21. Not every one that saith to me, Lord, Lord, shall enter into the kingdom of heaven, bu the who shall do the will of my Father who is in heaven.22. Many will say to me in that day, Lord, Lord, have we not prophesied in thy name, and in thy name have cast out devils, and in thy name have done many wonderful works? 23. And then will I confess to them, I never knew you depart from me, you who work iniquity.
46. And why call you me Lord, Lord, and do not the things which I say?
Matthew 7:21. Not every one that saith to me, Lord, Lord. Christ extends his discourse farther: for he speaks not only of false prophets, who rush upon the flock to tear and devour, but of hirelings, who insinuate themselves, under fair appearances, as pastors, though they have no feeling of piety. This doctrine embraces all hypocrites, whatever may be their rank or station, but at present he refers particularly to pretended teachers, who seem to excel others. He not only directs his discourse to them, to rouse them from the indifference, in which they lie asleep like drunk people, but also warns believers, not to estimate such masks beyond their proper value. In a word, he declares that, so soon as the doctrine of the Gospel shall have begun to bear fruit by obtaining many disciples, there will not only be very many of the common people who falsely and hypocritically submit to it, but even in the rank of pastors there will be the same treachery, so that they will deny by their actions and life what they profess with the mouth. Whoever then desires to be reckoned among the disciples, must labor to devote himself, sincerely and honestly, to the exercises of a new life.

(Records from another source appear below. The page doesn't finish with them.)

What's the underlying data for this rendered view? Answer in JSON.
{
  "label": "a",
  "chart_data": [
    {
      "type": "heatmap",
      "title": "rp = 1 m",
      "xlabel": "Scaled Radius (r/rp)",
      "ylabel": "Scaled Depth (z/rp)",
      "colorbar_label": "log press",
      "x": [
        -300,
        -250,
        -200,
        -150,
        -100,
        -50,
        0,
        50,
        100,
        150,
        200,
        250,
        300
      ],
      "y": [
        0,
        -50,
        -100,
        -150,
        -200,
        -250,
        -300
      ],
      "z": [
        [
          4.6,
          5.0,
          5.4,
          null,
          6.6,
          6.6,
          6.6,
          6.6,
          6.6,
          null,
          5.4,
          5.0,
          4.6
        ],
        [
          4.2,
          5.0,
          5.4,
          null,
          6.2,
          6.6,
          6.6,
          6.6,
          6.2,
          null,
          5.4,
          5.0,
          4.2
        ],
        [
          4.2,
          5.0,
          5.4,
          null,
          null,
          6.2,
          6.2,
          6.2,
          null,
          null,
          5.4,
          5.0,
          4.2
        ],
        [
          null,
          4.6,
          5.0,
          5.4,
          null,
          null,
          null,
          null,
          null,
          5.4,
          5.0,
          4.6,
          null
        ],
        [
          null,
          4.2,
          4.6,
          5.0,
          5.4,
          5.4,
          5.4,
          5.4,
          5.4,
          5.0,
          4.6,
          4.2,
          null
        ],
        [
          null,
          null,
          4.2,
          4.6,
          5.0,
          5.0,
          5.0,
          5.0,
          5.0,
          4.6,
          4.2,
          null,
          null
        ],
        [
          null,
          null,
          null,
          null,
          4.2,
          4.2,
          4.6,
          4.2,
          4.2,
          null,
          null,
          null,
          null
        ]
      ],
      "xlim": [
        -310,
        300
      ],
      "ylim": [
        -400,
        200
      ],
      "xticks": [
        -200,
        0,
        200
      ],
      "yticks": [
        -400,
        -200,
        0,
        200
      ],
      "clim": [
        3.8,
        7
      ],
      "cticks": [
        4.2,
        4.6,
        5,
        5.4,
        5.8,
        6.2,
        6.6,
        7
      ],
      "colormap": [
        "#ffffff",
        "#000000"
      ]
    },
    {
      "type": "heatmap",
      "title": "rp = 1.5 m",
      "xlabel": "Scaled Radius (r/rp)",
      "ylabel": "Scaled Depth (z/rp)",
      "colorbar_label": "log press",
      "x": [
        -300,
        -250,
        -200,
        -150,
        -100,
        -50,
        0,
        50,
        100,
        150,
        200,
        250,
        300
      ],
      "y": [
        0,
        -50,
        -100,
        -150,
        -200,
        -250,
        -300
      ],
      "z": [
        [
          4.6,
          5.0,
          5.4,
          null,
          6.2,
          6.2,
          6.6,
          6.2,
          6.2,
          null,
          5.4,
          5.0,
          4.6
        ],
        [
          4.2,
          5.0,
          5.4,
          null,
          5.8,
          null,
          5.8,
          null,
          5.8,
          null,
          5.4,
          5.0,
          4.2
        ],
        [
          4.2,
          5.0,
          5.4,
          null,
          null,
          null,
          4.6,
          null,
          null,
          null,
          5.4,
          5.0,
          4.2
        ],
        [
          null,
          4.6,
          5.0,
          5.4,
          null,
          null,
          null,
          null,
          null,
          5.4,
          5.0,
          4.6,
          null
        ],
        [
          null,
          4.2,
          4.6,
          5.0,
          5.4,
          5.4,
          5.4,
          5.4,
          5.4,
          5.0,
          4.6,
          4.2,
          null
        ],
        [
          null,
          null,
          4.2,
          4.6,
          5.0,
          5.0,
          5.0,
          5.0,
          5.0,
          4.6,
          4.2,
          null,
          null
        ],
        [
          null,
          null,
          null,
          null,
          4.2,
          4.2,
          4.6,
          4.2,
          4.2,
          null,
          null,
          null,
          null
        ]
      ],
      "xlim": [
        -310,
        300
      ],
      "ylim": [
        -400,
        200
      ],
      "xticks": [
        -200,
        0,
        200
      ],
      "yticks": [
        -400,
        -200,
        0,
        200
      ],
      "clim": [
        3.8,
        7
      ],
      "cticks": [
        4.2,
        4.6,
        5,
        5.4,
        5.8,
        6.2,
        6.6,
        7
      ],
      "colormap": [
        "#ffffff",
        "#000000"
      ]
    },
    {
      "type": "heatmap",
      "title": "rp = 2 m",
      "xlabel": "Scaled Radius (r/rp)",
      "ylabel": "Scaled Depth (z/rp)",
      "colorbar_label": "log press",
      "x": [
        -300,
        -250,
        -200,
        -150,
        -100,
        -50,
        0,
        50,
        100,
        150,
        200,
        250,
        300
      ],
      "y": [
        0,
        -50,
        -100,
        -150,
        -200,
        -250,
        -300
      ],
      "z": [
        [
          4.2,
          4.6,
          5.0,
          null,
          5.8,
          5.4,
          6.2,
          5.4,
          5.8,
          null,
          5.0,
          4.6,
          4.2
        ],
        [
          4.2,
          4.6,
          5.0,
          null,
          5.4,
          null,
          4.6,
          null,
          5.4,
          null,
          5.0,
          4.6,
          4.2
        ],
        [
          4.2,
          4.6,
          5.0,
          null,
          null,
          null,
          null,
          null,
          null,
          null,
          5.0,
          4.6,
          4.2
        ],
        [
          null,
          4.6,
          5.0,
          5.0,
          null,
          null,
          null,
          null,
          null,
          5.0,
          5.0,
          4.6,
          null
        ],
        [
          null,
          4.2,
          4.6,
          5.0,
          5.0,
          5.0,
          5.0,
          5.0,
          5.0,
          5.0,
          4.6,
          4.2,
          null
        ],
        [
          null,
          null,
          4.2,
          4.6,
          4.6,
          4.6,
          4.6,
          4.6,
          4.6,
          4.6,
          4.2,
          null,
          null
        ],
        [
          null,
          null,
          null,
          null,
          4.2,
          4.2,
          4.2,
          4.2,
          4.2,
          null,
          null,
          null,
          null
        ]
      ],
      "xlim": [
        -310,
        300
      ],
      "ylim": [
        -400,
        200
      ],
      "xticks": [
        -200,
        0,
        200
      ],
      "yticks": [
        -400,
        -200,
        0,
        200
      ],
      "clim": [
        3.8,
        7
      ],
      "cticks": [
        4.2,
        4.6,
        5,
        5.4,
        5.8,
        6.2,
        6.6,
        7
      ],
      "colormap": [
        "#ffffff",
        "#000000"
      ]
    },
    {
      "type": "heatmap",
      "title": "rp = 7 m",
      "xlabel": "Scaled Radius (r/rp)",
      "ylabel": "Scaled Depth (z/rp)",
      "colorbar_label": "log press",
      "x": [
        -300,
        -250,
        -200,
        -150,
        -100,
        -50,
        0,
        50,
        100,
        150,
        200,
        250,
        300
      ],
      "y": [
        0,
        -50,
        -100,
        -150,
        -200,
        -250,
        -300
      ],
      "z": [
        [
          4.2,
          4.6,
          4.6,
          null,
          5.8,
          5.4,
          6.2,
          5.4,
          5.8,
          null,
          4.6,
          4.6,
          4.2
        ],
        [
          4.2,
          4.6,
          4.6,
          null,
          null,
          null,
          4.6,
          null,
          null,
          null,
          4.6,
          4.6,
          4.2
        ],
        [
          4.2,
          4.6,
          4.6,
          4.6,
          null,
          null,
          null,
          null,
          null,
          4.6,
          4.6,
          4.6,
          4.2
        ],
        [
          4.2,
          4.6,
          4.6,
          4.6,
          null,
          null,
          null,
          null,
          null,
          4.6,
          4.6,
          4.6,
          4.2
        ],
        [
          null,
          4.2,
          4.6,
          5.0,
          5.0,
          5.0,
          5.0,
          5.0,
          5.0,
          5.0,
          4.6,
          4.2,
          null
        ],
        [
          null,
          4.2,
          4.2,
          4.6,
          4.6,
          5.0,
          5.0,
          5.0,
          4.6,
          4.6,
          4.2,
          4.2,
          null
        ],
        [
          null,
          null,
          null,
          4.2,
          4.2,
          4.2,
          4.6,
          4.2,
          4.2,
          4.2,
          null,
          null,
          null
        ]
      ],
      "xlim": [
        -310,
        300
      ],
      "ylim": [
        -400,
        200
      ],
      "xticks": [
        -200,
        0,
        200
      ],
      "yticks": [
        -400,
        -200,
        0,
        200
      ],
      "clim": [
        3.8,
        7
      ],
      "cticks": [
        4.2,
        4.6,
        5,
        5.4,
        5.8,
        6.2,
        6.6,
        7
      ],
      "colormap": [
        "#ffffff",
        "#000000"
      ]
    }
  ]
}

In the Gospel of Luke, it is a general reproof: Why call you me Lord, Lord, and do not the things which I say? But as this corruption proceeds, for the most part, from pretended teachers, and easily finds its way from them into the whole body, so, according to Matthew, our Lord expressly attacks them. To do the will of the Father not only means, to regulate their life and manners, (as philosophers talked ) by the rule of virtues, but also to believe in Christ, according to that saying,
|This is the will of him that sent me, that every one which seeth the Son, and believeth on him, may have everlasting life,| (John 6:40.)
These words, therefore, do not exclude faith, but presuppose it as the principle from which other good works flow.
22. Many will say to me Christ again summons hypocrites to his judgment-seat, as we showed a little ago from Luke. So long as they hold a place in his Church, they both flatter themselves and deceive others. He therefore declares, that a day is coming, when he will cleanse his barn, and separate the chaff and straw from the pure wheat. To prophesy in the name of Christ is, to discharge the office of teacher by his authority, and, as it were, under his direction. Prophecy is here, I think, taken in a large sense, as in the fourteenth chapter of the Epistle to the Corinthians. He might have simply used the word preach, but purposely employed the more honorable appellation, in order to show more clearly, that an outward profession is nothing, whatever may be its brilliancy in the eyes of men. To do wonderful works in the name of Christ is nothing else than to perform miracles by his power, authority, command, and direction: for, though the word homologeso, powers, is sometimes confined to one class of miracles, yet in this and many other passages it denotes every kind of miracles.
23. And then will I confess to them By using the word homologeso, I will confess, Christ appears to allude to the vain boasting, by which hypocrites now vaunt themselves. |They indeed have confessed me with the tongue, and imagine that they have fully discharged their duty. The confession of my name is now heard aloud from their tongue. But I too will confess on the opposite side, that their profession is deceitful and false.| And what is contained in Christ's confession? That he never reckoned them among his own people, even at the time when they boasted that they were the pillars of the church.
Depart from me. He orders those persons to go out from his presence, who had stolen, under a false title, an unjust and temporary possession of his house. From this passage in our Lord's discourse Paul seems to have taken what he says to Timothy,
The Lord knoweth who are his: and, let every one who calleth on the name of Christ depart from iniquity, (2 Timothy 2:19.)
The former clause is intended to prevent weak minds from being alarmed or discouraged by the desertion of those who had a great and distinguished reputation: for he declares that they were disowned by the Lord, though by a vain show they captivated the eyes of men. He then exhorts all those who wish to be reckoned among the disciples of Christ, to withdraw early from iniquity, that Christ may not drive them from his presence, when he shall |separate the sheep from the goats,| (Matthew 25:33.)